Trish knirschte mit den Zähnen. Sie war entschlossen, sich nicht von ihrer Angst überwältigen zu lassen. »Verschwinden Sie aus meinem Haus«, befahl sie, doch ihre Stimme bebte und war kraftlos. »Verschwinden Sie. Sofort.«
»Du willst es doch auch«, sagte er kühl und gelassen. »Du weißt, dass du es willst.«
»Verdammt, hauen Sie ab!«, schrie Trish. »Ich rufe die Polizei.«
Seine Stimme fiel um eine Oktave und hatte nun einen vieldeutigen, intimen Tonfall. »Soll ich deine Post an der Hintertür zustellen ...?«
»Hilfe!«, schrie Trish mit aller Kraft, die ihre Lunge aufbrachte. Sie wollte, dass ihr Schrei laut und durchdringend klang, ein Schrei schierer Panik und greller Wut, doch er war beinahe ein Schluchzen, das von Verzweiflung verzehrt wurde. Trish verstummte augenblicklich. Sie wollte nicht, dass der Postbote ihre Schwäche spürte; sie wollte diesem Monstrum vor der Tür keinen Zentimeter nachgeben.
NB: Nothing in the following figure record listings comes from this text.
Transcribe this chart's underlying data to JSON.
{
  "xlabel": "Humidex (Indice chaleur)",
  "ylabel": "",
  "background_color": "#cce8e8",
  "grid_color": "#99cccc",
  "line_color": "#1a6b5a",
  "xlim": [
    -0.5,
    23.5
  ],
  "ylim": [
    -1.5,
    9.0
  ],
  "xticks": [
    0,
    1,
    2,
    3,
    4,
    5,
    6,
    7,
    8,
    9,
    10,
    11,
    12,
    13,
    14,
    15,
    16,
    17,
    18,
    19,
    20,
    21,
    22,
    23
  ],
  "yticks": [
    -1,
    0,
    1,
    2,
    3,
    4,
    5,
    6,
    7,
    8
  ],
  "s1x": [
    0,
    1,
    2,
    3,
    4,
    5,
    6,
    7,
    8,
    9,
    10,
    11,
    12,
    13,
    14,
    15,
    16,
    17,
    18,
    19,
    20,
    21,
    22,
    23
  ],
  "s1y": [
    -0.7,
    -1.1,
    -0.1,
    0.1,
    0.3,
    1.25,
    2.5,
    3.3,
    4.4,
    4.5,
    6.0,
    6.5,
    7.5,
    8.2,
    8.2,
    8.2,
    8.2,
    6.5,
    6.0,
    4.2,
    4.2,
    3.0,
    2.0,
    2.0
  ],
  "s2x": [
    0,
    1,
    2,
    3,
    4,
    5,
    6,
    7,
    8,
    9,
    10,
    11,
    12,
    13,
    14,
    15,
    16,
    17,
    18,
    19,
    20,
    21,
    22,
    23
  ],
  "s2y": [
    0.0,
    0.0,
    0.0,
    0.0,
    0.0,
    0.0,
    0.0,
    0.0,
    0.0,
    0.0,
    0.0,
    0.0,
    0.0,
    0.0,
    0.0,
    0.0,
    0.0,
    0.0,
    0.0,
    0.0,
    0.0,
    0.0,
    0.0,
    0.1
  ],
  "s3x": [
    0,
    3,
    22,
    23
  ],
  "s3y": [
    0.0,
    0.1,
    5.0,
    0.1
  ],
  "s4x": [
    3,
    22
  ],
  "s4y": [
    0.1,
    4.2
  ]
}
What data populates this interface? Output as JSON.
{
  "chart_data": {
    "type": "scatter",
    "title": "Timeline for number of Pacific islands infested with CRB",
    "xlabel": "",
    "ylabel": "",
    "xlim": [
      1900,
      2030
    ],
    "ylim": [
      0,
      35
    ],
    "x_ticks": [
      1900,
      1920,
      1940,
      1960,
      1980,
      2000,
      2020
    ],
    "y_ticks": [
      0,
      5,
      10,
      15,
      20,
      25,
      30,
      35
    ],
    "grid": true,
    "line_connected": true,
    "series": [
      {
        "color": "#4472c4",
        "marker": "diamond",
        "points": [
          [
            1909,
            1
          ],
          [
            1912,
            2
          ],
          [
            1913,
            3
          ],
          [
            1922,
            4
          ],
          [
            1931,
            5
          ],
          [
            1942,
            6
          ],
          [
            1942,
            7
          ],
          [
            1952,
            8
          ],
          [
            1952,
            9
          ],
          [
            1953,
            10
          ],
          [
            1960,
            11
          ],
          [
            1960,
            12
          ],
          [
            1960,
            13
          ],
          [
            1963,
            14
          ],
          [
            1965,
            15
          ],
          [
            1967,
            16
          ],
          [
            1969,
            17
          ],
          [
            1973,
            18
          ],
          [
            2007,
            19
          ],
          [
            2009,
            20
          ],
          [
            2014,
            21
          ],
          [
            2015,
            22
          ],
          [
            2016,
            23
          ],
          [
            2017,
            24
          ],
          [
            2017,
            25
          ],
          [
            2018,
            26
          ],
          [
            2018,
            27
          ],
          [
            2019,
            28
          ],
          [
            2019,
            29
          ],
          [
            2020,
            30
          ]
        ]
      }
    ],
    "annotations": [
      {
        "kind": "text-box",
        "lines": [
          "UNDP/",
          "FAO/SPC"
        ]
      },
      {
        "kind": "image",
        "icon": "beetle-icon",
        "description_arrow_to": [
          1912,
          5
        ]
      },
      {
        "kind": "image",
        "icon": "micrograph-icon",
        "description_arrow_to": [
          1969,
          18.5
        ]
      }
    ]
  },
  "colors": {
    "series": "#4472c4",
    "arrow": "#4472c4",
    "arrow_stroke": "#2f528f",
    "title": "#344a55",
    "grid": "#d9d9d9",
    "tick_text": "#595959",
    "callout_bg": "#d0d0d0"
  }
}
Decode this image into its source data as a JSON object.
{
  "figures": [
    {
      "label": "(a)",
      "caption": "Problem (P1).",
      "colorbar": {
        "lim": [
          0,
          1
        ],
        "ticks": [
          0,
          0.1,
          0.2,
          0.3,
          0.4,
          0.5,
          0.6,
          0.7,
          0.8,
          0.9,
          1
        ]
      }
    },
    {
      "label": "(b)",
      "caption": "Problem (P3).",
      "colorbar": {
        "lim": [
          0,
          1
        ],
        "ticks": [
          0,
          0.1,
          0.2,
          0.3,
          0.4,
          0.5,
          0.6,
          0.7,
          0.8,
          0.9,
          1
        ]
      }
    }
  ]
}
»Magst du Blut?«, fragte der Postbote mit derselben tiefen, intimen Stimme. Er war direkt hinter dem Türspalt, und sie konnte das Geräusch seiner trockenen Lippen hören, die er beim Sprechen aufeinanderpresste. »Magst du warmes, dickes, salziges Blut?«
»Hilfe!« Diesmal war Trishs Stimme kaum mehr als ein Schluchzen. Als Antwort hörte sie das tiefe Kichern des Postboten.
Und das Geräusch eines Reißverschlusses, der heruntergezogen wurde.
»Du weißt, dass du es willst«, wiederholte er.
Trish hielt den Atem an.
Sie hörte ein leises, klatschendes Geräusch.
Er spielte an sich selbst herum.
»Billy bekommt seine Post gerne im Obergeschoss und an der Hintertür zugestellt.«
Diese Worte gaben Trish die Kraft, die ihr bisher gefehlt hatte. Grelle Wut loderte in ihr auf. »Du Hurensohn!«, schrie sie. »Wag es ja nicht, ihn anzufassen!«
Von außerhalb des Hauses, von der Rückseite, hörte sie Dougs Stimme. »Trish!« Dann noch einmal: »Trish!« Seine Stimme wurde schnell lauter: Er rannte, und Trish hörte Furcht und Wut in seiner Stimme.
Irgendetwas war geschehen.
Doch Trish war dankbar, überhaupt Dougs Stimme zu hören. Sie war gerettet. Was immer sonst passiert war - Doug war da und würde sie retten. »Hier drinnen!«, rief sie so laut sie konnte. »Ich bin im Schlafzimmer!«
Sie hatte nicht gehört, wie der Postbote gegangen war, doch die Stille auf der anderen Seite der Tür verriet ihr, dass er verschwunden war.
Auf der Veranda waren schnelle, schwere Schritte zu hören. »Trish!«, rief Doug voller Panik. Die Gittertür fiel krachend zu.